While most businesses already engage in activities that enhance or protect stakeholder communities, many don’t effectively parlay their actions into trust with those communities before a crisis hits. At Novitas, we include ESG considerations and recommendations into all of our client work and recently stood up an ESG practice to meet the overwhelming need that our clients have for ESG engagement. Strategic public and media relations connect the dots between the demand for businesses to do the right thing and the work they do to that end. The stronger that foundation is, the more resilient a company is to a reputational threat.

Before landing in the crosshairs, you should take the following lenses to your ESG efforts.

Decide who to talk to

A business should know their key audiences. Employees, investors, and community stakeholders should all be included when evaluating ESG programs and their impact.

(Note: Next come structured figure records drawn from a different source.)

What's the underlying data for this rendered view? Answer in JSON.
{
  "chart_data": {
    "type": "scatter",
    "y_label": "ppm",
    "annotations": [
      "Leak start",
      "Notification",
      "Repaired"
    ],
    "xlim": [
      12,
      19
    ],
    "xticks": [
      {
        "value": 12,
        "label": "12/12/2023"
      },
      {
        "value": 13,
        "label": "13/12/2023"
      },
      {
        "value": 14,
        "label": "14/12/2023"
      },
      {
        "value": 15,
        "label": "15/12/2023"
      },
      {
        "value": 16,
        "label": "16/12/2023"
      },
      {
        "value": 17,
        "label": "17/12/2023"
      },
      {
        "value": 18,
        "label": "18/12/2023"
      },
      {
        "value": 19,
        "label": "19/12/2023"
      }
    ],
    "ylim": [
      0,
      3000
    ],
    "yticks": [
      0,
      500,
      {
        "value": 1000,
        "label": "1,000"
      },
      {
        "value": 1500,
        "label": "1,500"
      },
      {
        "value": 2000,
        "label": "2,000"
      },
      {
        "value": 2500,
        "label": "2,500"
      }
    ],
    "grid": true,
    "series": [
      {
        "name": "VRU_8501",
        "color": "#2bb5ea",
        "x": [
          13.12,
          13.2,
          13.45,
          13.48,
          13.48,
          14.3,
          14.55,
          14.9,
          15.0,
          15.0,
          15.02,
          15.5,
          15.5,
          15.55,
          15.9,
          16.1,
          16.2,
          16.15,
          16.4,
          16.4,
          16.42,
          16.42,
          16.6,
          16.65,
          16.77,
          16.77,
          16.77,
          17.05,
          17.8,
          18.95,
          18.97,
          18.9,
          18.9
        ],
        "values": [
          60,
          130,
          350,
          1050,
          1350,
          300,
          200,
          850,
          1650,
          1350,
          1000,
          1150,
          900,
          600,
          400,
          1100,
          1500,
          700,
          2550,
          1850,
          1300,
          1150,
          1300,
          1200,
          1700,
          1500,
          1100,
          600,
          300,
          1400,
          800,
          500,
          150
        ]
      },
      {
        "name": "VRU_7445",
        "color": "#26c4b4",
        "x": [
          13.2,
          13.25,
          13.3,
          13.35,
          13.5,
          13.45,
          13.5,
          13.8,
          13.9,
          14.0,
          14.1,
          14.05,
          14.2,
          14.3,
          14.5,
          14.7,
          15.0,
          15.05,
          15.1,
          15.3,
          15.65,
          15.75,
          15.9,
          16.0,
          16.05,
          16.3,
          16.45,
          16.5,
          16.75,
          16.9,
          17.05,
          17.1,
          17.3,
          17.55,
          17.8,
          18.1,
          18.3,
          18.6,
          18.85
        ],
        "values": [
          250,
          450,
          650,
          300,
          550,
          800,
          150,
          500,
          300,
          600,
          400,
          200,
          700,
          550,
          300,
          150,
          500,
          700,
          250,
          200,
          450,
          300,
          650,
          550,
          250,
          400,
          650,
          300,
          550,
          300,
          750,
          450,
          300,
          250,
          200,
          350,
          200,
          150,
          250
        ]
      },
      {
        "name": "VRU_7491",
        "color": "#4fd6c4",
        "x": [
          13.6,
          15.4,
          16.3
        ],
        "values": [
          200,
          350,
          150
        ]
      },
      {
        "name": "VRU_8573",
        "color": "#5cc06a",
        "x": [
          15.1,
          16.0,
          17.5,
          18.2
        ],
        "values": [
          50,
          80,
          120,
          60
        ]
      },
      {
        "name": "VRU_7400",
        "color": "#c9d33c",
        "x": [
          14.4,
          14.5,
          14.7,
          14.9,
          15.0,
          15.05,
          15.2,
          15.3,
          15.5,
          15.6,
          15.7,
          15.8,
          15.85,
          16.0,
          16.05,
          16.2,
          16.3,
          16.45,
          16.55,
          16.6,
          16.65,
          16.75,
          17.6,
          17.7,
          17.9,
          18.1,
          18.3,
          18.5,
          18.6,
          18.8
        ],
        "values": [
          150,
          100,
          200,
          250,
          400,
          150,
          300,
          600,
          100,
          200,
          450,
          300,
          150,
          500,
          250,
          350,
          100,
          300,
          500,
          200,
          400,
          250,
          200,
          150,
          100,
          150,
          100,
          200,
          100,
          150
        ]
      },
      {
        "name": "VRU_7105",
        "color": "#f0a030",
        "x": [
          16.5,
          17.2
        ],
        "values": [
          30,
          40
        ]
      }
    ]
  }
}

From how environmental protection affects your neighbors, to the effects of lobbied-for legislation on employees, a company must start with knowing who you are talking to and what those groups stand to gain and lose from business initiatives. This will inform how issues are positioned and pitched to wider audiences in moments of calm and crisis alike.

Context sets the stage

Of course, there’s only so much a single business or industry can do to affect wider environmental, social and government realities regardless of size or perceived influence. Building relationships with reporters and stakeholders to share your values and ESG initiatives that demonstrate those values provides a business with a strong, positive reputation.

Form these relationships before you need them.

Articulate the goal

A business isn’t engaging in ESG arbitrarily. Whether it’s a commitment to sustainable energy or implementing diversity and equity initiatives, businesses see value in ESG programs – and so do your investors. PR and media relations highlighting these efforts should include goals of the action, how impact will be measured and steps being you’re taking to achieve success. ESG promotion that doesn’t include these elements can be more easily discredited as a simple PR stunt rather than earnest effort. In other words, walk the walk before you talk the talk.

ESG doesn’t only provide feel-good vibes for a firm. In The Evolution of a Corporate Idealist, Christine Bader notes the integral need for ESG endeavors because investors consider long-term viability and scalability in their analysis of a business. She writes, “A business must invest in the societies from which it derives its profits to ensure that its customers continue to be there and that governments continue to renew its license to operate. A business must be useful to society and be seen as such.”

Strategic promotion of ESG endeavors can ensure a business is seen as useful, and useful entities are harder to cancel.